同社は、SDGsや脱炭素化などが提唱される以前から、企業理念として「技術力を高め、環境社会に貢献する」を掲げていた。「創業当初から、そういったところに着眼していた先輩方は先見の目があった。2050年までにカーボンニュートラルを実現することが宣言されたタイミングで社長に就任したのも、何かの巡り合わせと感じています」と力を込める。

また、動力供給と並ぶ主軸事業である空港の特殊設備の保守管理(エンジニアリング)事業でも新たな展開を始めている。その一つが、空港で手荷物などを搬送するバゲージハンドリングシステムの保守管理ノウハウの応用だ。EC需要の拡大に伴い飛躍的に増加する物流倉庫に、情報システム(ビッグデータ)によるIOT、AI、センサー技術などを活用し、ジャストタイムで自動的に商品がピックアップされてベルトコンベヤで搬送されるシステムが設置されている。エージーピーでは、空港で培った技術を、物流倉庫の搬送システムに応用し、設置、保守管理業務にウイングを広げている。「メーカーを問わずに保守管理できる技術力を持っている企業は日本にそう多くない。長年、空港で提供していた我々の技術力と実績を認めていただいた結果、当社のエンジニアリング事業の需要が拡大している」と胸を張る。

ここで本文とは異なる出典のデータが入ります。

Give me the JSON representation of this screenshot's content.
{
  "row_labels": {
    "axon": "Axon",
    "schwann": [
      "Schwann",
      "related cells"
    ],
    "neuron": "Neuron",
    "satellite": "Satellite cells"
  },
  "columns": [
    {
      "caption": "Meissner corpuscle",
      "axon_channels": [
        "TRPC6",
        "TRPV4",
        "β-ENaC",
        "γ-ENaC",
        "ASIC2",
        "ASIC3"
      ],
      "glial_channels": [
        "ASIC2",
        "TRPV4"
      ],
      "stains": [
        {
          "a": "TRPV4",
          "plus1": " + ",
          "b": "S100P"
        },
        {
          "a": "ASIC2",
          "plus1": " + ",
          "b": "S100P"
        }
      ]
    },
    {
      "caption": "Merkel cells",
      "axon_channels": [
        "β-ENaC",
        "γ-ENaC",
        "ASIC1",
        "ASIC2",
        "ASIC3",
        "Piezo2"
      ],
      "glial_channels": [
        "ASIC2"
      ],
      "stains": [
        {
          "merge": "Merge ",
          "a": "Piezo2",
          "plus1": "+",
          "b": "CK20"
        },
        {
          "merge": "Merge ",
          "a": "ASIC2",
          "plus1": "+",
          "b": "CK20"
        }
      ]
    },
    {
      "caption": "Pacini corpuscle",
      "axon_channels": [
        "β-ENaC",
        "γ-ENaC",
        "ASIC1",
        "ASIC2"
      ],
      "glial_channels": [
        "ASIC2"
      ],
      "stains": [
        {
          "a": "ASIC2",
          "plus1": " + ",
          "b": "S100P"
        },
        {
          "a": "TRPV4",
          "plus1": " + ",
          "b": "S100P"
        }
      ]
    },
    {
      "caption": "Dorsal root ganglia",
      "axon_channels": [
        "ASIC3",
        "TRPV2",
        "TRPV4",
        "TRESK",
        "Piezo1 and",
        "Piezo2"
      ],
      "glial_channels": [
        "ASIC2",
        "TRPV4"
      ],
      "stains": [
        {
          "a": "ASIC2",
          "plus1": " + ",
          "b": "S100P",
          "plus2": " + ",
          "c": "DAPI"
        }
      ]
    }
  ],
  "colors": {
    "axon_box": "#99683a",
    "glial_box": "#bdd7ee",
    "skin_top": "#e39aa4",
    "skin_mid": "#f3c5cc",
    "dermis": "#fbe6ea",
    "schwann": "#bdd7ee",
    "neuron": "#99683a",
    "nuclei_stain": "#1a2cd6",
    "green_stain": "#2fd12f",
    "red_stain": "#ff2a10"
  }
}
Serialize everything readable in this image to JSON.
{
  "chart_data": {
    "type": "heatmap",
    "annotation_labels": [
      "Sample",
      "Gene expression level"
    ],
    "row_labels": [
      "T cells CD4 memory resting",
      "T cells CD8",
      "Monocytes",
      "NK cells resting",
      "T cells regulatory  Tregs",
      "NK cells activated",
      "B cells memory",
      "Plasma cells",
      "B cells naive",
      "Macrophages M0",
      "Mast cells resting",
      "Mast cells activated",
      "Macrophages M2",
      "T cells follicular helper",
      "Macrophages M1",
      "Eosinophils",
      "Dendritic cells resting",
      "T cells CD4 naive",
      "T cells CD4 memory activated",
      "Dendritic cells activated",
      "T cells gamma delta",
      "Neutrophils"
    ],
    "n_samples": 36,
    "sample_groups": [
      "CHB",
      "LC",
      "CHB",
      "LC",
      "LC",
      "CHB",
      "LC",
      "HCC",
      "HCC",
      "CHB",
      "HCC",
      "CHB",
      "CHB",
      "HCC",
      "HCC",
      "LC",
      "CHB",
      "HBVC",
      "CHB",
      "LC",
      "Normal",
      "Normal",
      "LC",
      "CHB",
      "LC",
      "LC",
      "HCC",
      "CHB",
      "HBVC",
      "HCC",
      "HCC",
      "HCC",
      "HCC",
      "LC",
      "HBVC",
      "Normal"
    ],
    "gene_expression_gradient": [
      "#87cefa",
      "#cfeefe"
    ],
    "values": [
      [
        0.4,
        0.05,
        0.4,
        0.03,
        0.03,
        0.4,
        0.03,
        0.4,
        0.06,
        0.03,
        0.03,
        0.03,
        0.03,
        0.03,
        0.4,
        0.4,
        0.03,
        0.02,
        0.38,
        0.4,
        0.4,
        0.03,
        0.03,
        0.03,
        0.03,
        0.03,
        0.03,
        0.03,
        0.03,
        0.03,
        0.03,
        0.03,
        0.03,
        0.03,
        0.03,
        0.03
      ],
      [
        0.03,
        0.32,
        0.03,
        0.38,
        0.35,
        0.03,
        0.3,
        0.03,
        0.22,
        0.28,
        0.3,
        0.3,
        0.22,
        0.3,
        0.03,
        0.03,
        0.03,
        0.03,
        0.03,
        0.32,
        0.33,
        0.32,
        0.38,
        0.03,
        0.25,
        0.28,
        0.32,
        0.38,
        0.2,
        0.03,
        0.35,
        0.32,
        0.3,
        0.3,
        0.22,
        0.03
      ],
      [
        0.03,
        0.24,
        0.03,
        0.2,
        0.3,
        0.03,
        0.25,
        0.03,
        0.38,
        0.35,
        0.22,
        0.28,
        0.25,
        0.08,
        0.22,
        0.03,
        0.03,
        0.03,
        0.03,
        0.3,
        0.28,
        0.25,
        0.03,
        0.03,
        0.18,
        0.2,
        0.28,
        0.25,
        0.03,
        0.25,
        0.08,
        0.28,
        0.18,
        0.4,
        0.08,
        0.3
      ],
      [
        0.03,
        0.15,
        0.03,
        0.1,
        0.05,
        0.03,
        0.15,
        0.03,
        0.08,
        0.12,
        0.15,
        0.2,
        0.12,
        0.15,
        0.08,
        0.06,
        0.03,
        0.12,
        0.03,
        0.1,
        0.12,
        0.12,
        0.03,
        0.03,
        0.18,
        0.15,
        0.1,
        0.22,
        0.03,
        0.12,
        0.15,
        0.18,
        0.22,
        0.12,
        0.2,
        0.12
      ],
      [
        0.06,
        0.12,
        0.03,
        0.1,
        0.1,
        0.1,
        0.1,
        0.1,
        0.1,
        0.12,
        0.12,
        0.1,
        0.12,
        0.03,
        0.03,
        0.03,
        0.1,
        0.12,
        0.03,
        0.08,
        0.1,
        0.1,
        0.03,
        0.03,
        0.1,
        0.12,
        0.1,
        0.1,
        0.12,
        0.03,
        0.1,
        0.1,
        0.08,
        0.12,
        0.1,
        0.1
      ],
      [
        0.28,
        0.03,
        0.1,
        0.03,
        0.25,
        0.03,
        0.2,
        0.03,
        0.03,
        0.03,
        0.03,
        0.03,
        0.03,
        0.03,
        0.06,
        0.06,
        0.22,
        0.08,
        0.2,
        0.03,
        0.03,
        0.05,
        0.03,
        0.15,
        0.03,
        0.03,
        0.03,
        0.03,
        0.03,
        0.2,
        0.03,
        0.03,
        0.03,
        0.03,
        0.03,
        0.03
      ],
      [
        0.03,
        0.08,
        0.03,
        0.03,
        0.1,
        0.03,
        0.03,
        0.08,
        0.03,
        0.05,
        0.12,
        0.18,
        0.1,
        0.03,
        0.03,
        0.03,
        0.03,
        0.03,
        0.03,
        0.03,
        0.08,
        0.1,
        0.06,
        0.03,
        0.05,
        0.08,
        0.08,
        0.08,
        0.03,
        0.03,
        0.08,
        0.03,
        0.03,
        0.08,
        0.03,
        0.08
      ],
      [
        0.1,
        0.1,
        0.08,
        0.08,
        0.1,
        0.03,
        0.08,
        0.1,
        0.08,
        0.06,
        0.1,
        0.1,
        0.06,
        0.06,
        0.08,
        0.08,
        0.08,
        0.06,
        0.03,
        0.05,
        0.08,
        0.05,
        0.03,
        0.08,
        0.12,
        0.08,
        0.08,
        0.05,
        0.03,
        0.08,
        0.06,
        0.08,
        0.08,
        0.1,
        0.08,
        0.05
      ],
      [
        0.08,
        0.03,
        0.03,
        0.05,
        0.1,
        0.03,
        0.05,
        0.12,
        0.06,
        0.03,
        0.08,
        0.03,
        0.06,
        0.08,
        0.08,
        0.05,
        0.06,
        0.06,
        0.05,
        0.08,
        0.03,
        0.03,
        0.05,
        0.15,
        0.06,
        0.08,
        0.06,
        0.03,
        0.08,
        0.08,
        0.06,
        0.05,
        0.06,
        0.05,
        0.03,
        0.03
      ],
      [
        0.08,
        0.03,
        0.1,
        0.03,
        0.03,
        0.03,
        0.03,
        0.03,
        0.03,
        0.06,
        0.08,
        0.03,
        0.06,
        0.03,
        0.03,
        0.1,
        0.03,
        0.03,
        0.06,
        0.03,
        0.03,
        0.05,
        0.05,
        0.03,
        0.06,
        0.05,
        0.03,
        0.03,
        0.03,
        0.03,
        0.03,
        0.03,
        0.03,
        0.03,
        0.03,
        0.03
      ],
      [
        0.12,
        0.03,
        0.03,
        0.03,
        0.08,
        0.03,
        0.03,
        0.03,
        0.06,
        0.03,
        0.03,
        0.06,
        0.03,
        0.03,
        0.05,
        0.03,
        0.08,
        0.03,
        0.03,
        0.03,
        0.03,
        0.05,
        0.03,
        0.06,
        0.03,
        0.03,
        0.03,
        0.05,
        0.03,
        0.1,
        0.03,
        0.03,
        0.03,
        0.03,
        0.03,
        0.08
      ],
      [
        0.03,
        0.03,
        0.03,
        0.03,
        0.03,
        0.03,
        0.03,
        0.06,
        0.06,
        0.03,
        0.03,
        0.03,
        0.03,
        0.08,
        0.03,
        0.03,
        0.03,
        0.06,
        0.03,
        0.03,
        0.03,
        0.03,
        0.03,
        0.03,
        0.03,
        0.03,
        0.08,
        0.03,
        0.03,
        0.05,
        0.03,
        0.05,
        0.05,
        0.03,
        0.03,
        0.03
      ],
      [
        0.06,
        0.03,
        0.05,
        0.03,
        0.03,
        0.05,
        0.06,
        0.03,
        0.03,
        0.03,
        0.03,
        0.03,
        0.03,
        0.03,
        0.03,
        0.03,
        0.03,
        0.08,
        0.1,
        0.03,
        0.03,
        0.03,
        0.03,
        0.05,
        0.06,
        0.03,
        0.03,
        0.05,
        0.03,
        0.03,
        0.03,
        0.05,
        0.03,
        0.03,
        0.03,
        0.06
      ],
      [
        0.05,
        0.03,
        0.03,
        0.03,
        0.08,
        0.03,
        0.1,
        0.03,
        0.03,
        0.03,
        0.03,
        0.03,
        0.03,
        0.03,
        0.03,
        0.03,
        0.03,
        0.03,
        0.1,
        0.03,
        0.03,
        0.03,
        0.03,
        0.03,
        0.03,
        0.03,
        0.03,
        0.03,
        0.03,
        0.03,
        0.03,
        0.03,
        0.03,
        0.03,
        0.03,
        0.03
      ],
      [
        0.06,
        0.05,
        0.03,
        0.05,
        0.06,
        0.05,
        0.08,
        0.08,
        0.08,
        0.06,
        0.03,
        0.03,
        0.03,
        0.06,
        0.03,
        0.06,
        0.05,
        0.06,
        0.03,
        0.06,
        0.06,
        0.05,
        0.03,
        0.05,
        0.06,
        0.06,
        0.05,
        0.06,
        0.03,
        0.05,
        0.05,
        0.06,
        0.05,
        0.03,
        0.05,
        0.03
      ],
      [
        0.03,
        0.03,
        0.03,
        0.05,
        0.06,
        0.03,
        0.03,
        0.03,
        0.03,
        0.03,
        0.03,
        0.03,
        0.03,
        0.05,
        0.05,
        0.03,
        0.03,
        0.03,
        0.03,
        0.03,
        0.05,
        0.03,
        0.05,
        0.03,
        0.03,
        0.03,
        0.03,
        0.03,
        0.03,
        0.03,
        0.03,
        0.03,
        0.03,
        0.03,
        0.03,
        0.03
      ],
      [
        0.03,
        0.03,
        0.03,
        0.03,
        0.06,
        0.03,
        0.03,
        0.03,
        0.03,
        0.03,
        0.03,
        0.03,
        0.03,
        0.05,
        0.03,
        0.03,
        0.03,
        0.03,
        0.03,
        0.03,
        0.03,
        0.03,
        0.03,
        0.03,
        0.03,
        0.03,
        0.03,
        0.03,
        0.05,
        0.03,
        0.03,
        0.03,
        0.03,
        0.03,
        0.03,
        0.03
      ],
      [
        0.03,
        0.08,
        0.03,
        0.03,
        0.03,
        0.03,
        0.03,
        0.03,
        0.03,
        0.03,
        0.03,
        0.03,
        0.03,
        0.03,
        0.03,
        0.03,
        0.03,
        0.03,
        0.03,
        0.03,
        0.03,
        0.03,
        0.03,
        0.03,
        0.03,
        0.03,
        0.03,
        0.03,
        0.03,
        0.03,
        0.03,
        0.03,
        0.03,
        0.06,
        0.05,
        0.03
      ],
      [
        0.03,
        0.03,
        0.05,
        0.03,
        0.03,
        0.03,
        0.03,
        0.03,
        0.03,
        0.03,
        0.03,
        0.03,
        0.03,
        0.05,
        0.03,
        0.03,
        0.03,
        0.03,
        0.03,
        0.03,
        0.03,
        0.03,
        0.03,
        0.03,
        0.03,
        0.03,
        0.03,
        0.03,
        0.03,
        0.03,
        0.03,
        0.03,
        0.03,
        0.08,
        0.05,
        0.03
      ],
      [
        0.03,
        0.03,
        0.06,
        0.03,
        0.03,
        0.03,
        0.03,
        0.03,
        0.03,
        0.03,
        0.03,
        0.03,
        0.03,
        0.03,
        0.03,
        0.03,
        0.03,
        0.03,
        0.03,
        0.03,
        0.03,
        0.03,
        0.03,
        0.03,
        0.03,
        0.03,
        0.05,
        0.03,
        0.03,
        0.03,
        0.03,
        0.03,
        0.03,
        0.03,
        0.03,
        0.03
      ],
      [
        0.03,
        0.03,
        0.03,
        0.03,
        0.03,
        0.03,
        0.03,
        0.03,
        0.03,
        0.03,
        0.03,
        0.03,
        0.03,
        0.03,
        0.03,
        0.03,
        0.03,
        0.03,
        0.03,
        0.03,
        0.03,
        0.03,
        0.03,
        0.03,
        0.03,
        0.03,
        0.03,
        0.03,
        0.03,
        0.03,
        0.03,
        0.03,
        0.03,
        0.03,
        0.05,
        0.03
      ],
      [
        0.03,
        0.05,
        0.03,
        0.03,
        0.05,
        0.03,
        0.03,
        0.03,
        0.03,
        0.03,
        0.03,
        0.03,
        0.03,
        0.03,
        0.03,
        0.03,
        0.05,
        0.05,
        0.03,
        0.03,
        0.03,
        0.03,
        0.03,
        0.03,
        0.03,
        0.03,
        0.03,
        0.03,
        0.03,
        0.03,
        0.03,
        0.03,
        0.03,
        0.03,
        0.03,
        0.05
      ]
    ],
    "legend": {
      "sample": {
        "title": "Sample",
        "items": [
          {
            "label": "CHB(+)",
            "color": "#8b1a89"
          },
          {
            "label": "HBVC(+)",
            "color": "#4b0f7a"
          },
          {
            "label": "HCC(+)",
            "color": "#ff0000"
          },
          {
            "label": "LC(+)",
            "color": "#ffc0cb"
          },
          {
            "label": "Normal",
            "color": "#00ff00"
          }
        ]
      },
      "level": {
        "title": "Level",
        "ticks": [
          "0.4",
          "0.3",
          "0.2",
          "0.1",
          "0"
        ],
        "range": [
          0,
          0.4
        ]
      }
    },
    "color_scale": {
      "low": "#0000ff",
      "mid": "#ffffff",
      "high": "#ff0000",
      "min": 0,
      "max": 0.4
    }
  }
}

航空・空港を主戦場にしてきた同社は、コロナ禍の痛手も大きかったという。大貫社長は「日本の空港で生まれ、育てていただいた当社ですが、GPUの地方・海外展開を試みていますし、エンジニアリング事業の空港外への拡大も始まりました。第2の創業期として、日本の主要空港から、地方、海外、そして空港外へと、拡大、成長、発展していきたい」と意気込む。

「アフターコロナに向けていかにウイングを広げていけるか」というエージーピーの挑戦は続く。

株式会社エージーピー代表取締役 社長執行役員

大貫哲也

1962年、東京都出身。1985年、慶応義塾大学経済学部を卒業後、日本航空に入社。常務執行役員経営企画本部長を経て、2013年にジェイエア代表取締役社長に就任。2021年、日本航空を退任し、株式会社エージーピー代表取締役社長に就任。